By ELAINE WILLIAMS of the Tribune
Two business leaders say certain kinds of commerce have almost ground to a halt in the region because of a labor dispute at West Coast ports.
The volume of shipping containers being handled at Pacific ports has slowed as the International Longshore and Warehouse Union negotiates with the Pacific Maritime Association, which represents terminal operators, cargo handlers and cargo carriers. Each side blames the other for the backup.
The problems are reaching to small operations such as Inland Empire Milling in St. John, with 12 employees; larger ones like Brocke and Sons, which has a staff of about 40 in Kendrick; and even Lewiston’s largest private employer, Clearwater Paper.

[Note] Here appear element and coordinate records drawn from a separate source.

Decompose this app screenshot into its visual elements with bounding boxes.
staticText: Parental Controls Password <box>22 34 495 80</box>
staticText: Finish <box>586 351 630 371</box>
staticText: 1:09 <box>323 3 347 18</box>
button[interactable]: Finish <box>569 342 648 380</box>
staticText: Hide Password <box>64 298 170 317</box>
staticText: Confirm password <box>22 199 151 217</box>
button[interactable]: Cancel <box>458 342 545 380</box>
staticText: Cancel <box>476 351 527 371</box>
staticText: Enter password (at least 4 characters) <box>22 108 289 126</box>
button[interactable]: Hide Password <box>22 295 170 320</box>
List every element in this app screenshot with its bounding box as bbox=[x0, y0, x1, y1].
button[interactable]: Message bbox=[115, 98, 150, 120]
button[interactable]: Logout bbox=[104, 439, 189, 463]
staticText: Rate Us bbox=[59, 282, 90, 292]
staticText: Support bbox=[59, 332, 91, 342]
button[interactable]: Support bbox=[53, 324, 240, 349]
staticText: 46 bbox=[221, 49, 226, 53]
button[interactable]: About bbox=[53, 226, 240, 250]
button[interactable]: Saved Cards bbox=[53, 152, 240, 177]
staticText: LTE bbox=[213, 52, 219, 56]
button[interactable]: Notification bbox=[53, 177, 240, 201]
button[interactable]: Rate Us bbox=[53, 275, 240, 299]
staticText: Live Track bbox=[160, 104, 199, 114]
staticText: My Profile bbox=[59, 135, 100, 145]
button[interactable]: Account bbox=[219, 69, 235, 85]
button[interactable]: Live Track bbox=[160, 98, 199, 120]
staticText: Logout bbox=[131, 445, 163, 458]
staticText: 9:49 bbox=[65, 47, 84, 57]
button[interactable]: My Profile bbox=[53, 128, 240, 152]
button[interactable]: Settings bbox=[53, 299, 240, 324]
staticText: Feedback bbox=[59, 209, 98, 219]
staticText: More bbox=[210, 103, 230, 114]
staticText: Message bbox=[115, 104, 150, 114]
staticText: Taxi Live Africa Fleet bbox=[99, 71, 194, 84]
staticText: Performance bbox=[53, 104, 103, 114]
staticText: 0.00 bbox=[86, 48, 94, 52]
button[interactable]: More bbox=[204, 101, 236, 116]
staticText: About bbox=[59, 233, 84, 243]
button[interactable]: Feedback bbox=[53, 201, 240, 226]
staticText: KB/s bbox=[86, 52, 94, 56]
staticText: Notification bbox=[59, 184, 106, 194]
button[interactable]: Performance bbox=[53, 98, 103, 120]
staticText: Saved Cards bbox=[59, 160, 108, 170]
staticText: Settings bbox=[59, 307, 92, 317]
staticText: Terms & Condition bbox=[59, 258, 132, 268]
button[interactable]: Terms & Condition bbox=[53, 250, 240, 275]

Since slackwater came to Lewiston, Brocke and Sons Vice President Bert Brocke said the routes overseas have never been so congested.
Containers loaded in December for Inland Empire Milling Co. still haven’t been accepted at ports, said Jerry Schauble, owner of the company that exports wheat, barley, dried peas, corn and soybeans.
“Our customers are now wanting to back out of contracts we’ve made with them because they went ahead and sourced the product from other countries,” said Schauble, who sends 90 percent of his products through West Coast ports.
That’s not the only issue, Schauble said. His business typically has five days from the time it retrieves a container from the coast to return it filled. But he can’t meet that time frame and is being charged extra because the system is so clogged.
Brocke and Sons is facing challenges because of the situation, too. Anywhere from 100 to 150 containers loaded with dried peas, lentils and garbanzo beans are stranded between Lewiston and Portland, Ore., waiting in line to go overseas. Brocke said he uses the Pacific ports to ship about 75 percent of his product.
None of his customers are walking yet, since they understand the company cannot control the slowdown. But he wonders how long that empathy will last.
Clearwater Paper mentioned the dispute in a conference call this week for analysts about its year-end results.
Paperboard sales declined 12 percent in the last three months of 2014, compared with July, August and September. That decrease was “well below” the company’s prediction of 4 to 8 percent, said Chief Financial Officer John Hertz.
“A typical fourth quarter decline was exacerbated by labor-related slowdowns at West coast ports,” he said during the call.
Relief could be on the horizon. The longshoreman union has described the two sides as being extremely close to an agreement. The Pacific Maritime Association announced this week that it made an offer that includes a 14 percent pay raise over five years and a continuation of medical benefits that have no premiums and no in-network deductibles or co-pays.
But even if the two sides settle today, both Schauble and Brocke said they’ll be dealing with the effects for months.
“We have been hurt and don’t even know to what extent yet because we don’t know when it’s going to end,” Schauble said.